2025 speech by Benjamin Netanyahu

On 15 September 2025, Israeli prime minister Benjamin Netanyahu addressed a conference of the Accountant General in Jerusalem. His speech at the conference, referred to in Israeli media as the Sparta Speech (נאום ספרטה), described what he deemed Israel's growing diplomatic and economic isolation during the Gaza war, and called for the country to adopt a "Super-Sparta" approach to confront the resulting security and economic challenges. The speech sparked widespread debate and controversy in Israel.

==Background and content==
Netanyahu outlined several factors which he claimed were contributing to Israel's escalating diplomatic isolation. Among his claims are the alleged political influence of Muslim immigrant communities in Europe, which he said pressured their governments to adopt critical stances toward Israel related to the Gaza war. Netanyahu also emphasized the role of digital technologies, including artificial intelligence, being exploited by states such as Qatar and China to conduct influence operations on social media, which he described as creating a "media siege" on Israel. He warned of potential trade restrictions as a consequence of diplomatic pressures, which could limit Israel's access to weapon components. He stressed the importance of expanding domestic arms production to maintain national security. Concluding his address, Netanyahu urged the development of a "Super-Sparta economy", which he defined as an economic model characterized by increased autarky.

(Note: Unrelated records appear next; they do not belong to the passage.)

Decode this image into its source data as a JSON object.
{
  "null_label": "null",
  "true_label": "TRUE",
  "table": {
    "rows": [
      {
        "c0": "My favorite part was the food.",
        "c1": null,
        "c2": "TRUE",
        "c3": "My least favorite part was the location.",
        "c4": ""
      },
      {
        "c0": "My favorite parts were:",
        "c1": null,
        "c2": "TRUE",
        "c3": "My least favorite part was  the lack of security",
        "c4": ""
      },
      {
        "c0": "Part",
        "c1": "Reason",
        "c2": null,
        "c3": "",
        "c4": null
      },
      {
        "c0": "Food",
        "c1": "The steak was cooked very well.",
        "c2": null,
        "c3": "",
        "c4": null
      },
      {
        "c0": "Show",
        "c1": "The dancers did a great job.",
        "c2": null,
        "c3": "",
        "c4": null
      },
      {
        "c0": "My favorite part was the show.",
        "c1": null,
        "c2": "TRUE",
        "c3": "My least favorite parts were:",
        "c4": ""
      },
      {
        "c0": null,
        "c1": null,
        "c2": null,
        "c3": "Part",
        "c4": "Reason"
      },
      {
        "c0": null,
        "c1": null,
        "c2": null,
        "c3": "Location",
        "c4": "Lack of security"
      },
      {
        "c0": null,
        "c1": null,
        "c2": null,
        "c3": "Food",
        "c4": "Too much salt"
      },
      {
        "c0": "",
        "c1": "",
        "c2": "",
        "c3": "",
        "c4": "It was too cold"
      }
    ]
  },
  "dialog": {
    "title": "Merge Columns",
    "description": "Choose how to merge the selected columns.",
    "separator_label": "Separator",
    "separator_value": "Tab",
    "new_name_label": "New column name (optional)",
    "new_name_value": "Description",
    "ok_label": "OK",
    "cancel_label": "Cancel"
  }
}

Although he identified himself as a supporter of free market principles, Netanyahu argued that the current geopolitical circumstances necessitated greater economic independence.

==Reactions==
The speech prompted a range of responses within Israel. Following Netanyahu's remarks, the Tel Aviv Stock Exchange experienced declines. Political criticism was voiced by several prominent figures:
- Opposition leader Yair Lapid described the concept of an autarkic economy as unrealistic, arguing that Israel's isolation was the result of government policy failures rather than inevitability.
- Ram Ben Barak compared Netanyahu's proposal to the economic model of North Korea.
- Meirav Ben Ari criticized the government for endangering the country's future.
- Yair Golan, chairman of the Labor Party, suggested that the policies served the Prime Minister's personal political interests.
- Gadi Eisenkot of the National Unity Party warned of long-term damage from isolation and urged Netanyahu to resign if unable to resolve the crisis.
- Journalist Ben Caspit described the speech as an "alibi" for Netanyahu, whom Caspit accused of seeking the destruction of Israel as an act of revenge for his trial. Caspit compared it to the character Michael Kohlhaas, who destroyed Saxony in retaliation for the confiscation of his horses by a Saxon noble.

Beyond politics, senior executives from Israel's high-tech industry cautioned that the sector depended heavily on global markets and investor confidence. They warned that reduced international integration could undermine Israel's economic resilience and security advantages.

A day after the speech, Netanyahu convened a press conference, claiming that his remarks in the speech had been taken out of context, and that the Israeli economy is "very strong, amazes the entire world, and contrary to all forecasts, the shekel is stronger than it was before the war".